Checking The Box On Digital Engagement Isn't Enough
Updated: Oct 26, 2022
Meaningful Digital Engagement Key To Empowering Better Health
The healthcare industry turned to digital communications to help patients better manage chronic disease well before COVID-19 made every interaction a virtual event. Digital tools can help to empower patients to care for their own health, which ultimately improves their health outcomes. But according to Julie Van Inwegen, SVP, Business Development at Adheris Health, it’s not enough to simply offer a digital connection. “You have to provide an engaging, meaningful, and individualized experience,” says Van Inwegen.
Studies indicate that while digital technology is especially useful for patients who spend most of their time outside of the hospital or doctor’s office, chronic care management programs report dropout rates as high as 80%. When additional research was conducted to better understand the reason for the high dropout rates, frustration with health technology and irrelevant content were cited as two key factors.

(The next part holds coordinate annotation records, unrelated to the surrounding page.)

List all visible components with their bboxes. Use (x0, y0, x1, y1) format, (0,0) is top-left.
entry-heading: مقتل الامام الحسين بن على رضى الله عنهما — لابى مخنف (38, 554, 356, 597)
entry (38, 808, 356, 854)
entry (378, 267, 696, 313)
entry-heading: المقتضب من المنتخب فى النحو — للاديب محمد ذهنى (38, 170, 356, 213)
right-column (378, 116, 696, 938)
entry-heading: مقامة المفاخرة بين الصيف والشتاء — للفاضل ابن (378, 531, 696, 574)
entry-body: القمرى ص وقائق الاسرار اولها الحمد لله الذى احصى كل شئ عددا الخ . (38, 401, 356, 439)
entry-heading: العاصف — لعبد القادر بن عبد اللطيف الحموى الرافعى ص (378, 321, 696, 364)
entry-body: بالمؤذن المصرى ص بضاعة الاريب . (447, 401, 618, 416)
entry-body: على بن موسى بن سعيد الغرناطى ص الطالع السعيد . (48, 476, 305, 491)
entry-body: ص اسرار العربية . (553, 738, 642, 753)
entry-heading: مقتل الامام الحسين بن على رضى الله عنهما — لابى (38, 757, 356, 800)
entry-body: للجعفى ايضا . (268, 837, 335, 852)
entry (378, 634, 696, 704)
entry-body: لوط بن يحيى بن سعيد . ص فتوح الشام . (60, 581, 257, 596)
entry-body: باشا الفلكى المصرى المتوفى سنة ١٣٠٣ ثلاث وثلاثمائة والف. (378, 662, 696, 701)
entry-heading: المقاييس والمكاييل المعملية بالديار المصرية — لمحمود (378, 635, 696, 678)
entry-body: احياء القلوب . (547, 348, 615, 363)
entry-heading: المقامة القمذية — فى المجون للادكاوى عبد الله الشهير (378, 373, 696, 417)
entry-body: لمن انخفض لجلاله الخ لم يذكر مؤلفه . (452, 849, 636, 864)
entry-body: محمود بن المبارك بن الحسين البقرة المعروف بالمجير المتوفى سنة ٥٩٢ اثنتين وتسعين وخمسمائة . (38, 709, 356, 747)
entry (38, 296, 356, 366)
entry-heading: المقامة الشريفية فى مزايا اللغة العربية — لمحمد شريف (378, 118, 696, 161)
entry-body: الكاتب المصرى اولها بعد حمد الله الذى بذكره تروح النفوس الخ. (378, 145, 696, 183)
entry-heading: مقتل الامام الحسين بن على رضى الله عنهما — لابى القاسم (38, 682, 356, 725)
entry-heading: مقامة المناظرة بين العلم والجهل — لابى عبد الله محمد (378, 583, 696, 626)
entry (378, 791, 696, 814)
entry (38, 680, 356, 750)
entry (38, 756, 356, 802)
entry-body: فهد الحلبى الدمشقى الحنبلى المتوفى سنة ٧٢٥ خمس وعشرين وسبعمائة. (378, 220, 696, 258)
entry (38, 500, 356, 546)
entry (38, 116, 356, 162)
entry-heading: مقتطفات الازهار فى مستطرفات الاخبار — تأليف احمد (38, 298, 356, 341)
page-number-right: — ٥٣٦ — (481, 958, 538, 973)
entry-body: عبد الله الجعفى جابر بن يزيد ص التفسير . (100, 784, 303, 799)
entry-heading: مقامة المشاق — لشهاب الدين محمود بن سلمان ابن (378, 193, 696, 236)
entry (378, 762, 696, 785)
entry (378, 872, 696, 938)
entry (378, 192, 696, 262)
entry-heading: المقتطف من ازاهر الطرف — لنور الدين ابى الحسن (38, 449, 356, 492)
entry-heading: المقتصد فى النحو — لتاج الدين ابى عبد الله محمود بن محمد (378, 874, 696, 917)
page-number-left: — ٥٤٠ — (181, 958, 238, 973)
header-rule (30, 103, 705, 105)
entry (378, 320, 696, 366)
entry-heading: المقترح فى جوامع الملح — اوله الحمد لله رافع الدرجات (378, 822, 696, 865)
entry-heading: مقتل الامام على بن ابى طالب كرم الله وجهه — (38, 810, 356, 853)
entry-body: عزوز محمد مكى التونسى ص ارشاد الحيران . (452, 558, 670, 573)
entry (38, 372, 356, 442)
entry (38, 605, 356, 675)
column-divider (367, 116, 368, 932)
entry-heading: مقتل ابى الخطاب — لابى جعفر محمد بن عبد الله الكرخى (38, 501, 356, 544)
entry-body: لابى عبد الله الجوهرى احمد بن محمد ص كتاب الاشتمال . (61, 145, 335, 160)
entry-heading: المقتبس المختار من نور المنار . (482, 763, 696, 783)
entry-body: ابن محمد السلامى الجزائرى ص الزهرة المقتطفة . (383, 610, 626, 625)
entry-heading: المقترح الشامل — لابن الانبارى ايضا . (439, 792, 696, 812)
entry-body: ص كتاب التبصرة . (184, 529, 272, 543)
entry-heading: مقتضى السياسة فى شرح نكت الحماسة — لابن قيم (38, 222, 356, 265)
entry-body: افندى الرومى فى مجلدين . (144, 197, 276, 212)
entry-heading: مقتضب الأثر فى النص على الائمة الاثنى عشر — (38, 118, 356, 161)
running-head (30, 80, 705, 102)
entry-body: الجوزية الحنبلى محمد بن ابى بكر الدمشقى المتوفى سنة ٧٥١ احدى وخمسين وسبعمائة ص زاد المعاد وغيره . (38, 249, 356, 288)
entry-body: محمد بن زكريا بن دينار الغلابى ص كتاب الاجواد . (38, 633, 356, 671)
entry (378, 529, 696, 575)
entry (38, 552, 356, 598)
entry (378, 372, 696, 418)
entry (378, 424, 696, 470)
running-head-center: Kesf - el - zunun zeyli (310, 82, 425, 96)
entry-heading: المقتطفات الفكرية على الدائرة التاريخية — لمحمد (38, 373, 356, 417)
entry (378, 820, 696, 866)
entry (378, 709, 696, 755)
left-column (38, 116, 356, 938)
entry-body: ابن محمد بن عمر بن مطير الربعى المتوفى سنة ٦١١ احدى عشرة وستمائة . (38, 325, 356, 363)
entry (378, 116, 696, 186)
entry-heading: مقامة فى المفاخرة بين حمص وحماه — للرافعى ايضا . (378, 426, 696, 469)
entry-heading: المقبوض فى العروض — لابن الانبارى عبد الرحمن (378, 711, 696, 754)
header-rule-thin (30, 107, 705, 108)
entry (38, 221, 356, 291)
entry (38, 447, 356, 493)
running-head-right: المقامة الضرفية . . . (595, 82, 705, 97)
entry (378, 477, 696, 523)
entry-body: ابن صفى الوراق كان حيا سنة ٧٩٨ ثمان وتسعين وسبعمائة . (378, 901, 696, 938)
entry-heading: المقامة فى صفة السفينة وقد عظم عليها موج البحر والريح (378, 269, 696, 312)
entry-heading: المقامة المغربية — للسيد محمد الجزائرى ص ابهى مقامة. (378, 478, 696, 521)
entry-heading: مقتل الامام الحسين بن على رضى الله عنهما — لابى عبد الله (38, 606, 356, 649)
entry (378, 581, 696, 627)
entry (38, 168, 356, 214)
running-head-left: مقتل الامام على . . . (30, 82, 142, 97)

Healthcare digital engagement isn’t any different than consumer digital engagement in that if the user finds the interaction difficult, cumbersome, or irrelevant, they drop off. The quality of engagement is essential. In a recent study, 50% of healthcare consumers reported that a bad digital experience with their provider ruined the entire experience while 39% felt that a good digital interaction had a positive influence. “Utilizing user insight to create a thoughtful user experience is key to developing successful digital health solutions,” explains Van Inwegen. “Connecting live interactions with a seamless digital interaction that provides meaningful and personalized content and resources or rewards, will drive adoption, continued use, and trust in that brand.”
Understanding the patient is step one in the development of meaningful engagement. Adheris Health’s THRiVTM platform leverages historic patient behavior to fuel relevant digital messaging, and predictive analytics to design programs that project how the patient will respond with the intelligence to self-adjust messaging to specific patient needs throughout their care journey.
Every aspect of a digital campaign needs to be customized as brands strive to create meaningful engagement. For example, one should consider that patients with chronic diseases typically fall into an older demographic. While this point is not likely a revelation, how digital engagement is designed for an older audience is critical to its success. For instance, patients over 40 have difficulty reading text that is small and close together and shades of blue are difficult to distinguish between as we age. So, ensuring text is at least 12-point size, giving the patient the ability to control the font size and staying away from various shades of blue text for interfacing elements will help ensure digital communications are well received by the patient population.
Digital engagement is an effective tool to help give patients the Power to Live Healthier, but the success hinges on creating customized and meaningful engagement that patients actually want, not what creators think they want and combining them with live interactions.